When the deadline passed, Truman went before Congress to seek the power to deny seniority rights to strikers and to draft strikers into the armed forces. Just as Truman reached the climax of his speech, he received a note saying that the strike was “settled on the terms proposed by the President.”
So he didn't even have to go through with that one.
Doing as Truman did then, is not really on the table because the wildcat strikers in question this time - are in Congress.
There are also other problems with using the 14th to short-circuit this crisis - and that begins with the text of the 14th itself.
The validity of the public debt of the United States, authorized by law, including debts incurred for payment of pensions and bounties for services in suppressing insurrection or rebellion, shall not be questioned.

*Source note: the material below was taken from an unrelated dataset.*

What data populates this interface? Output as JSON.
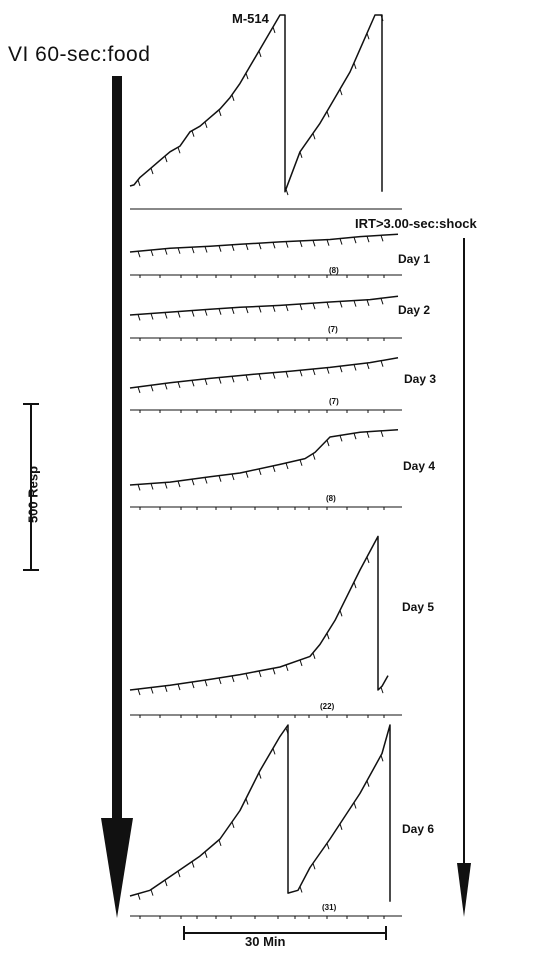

It's the "authorized by law" portion that troubles me because Congress makes the Laws, so this wouldn't seem to apply to any section of debt not so authorized by the Congresses legal authority.
Also what doesn't "Validity of the Debt" really mean, that the debt is or isn't real? No one can say that debt is false?
As I found on this blog.
I do not think it is a winning argument. Article 1, Section 8 gives Congress the power to pay debts and borrow money. One could argue that Amendment 14 altered this by adding to the President’s power by saying the validity of the debt should not be questioned. An historical read of this amendment, however, clearly weakens that claim — it is focused on the Civil period and its aftermath. Nonetheless a literal interpretation (e.g., just the text, not historical context) at least creates an opening for that argument.
Yes the section on "insurrection or rebellion" seems to be suggestion that the government as a whole would have special ability to borrow in order to quell that rebellion, not that we can keep paying social security checks (which admittedly, didn't exist).
Legal Scholars seem to agree more with that view as well.
The provision in question, Section 4 of the amendment, was meant to ensure the payment of Union debts after the Civil War and to disavow Confederate ones. The Supreme Court has said in passing that those words have outlived the historical moment that gave rise to them.
Yeah, well, that's not good.
The words of the provision are in important ways quite vague. “Nobody would argue,” said Sanford Levinson, a law professor at the University of Texas, “that Section 4 is clear in its meaning, other than at the time everyone thought that the South, if they ever got back in control, would not pay Civil War debt.”
“This is not a circumstance,” said Laurence H. Tribe, a law professor at Harvard, “in which the courts have any plausible point of entry.”
Professor Balkin agreed. “This is largely a political question,” he said. “It is unlikely courts would decide these questions.”
Yes, but just how likely is it - that if Obama invokes this obscure and dubious power, or similarly attempted to call a "National Emergency" which granted him some powers not explicitly outlined in the Constitution - how likely would this Congress respond with Impeachment Charges?
Professor Levinson was less certain. Impeachment by the House of Representatives “seems to me quite likely.” But, he added, “it is also literally unimaginable that the Senate would convict.”
I agree, they probably wouldn't be able to convict and remove him - but seriously
If we thought the last few weeks have been like watching a three-ring circus in a swamp, that would pretty much be like setting the tent on Fire.
The truth is that something has got to give - while Boehner is waisting time breaking arms and getting squat from the Debt Jihadists in his party - we're inching closer and closer to this... a full-stop to Payments for all Active Duty Military, the VA, the DOJ, including the FBI, Department of Energy (who handing the hunting for Lose Nukes) and Air Traffic Controllers.
There's got to be better way.
Vyan
10:51 AM PT: Better options such as a Clean Debt Ceiling Vote, which Thinkprogress reports they've found 267 House Votes for. We do this and this game of Debt-Chicken is over.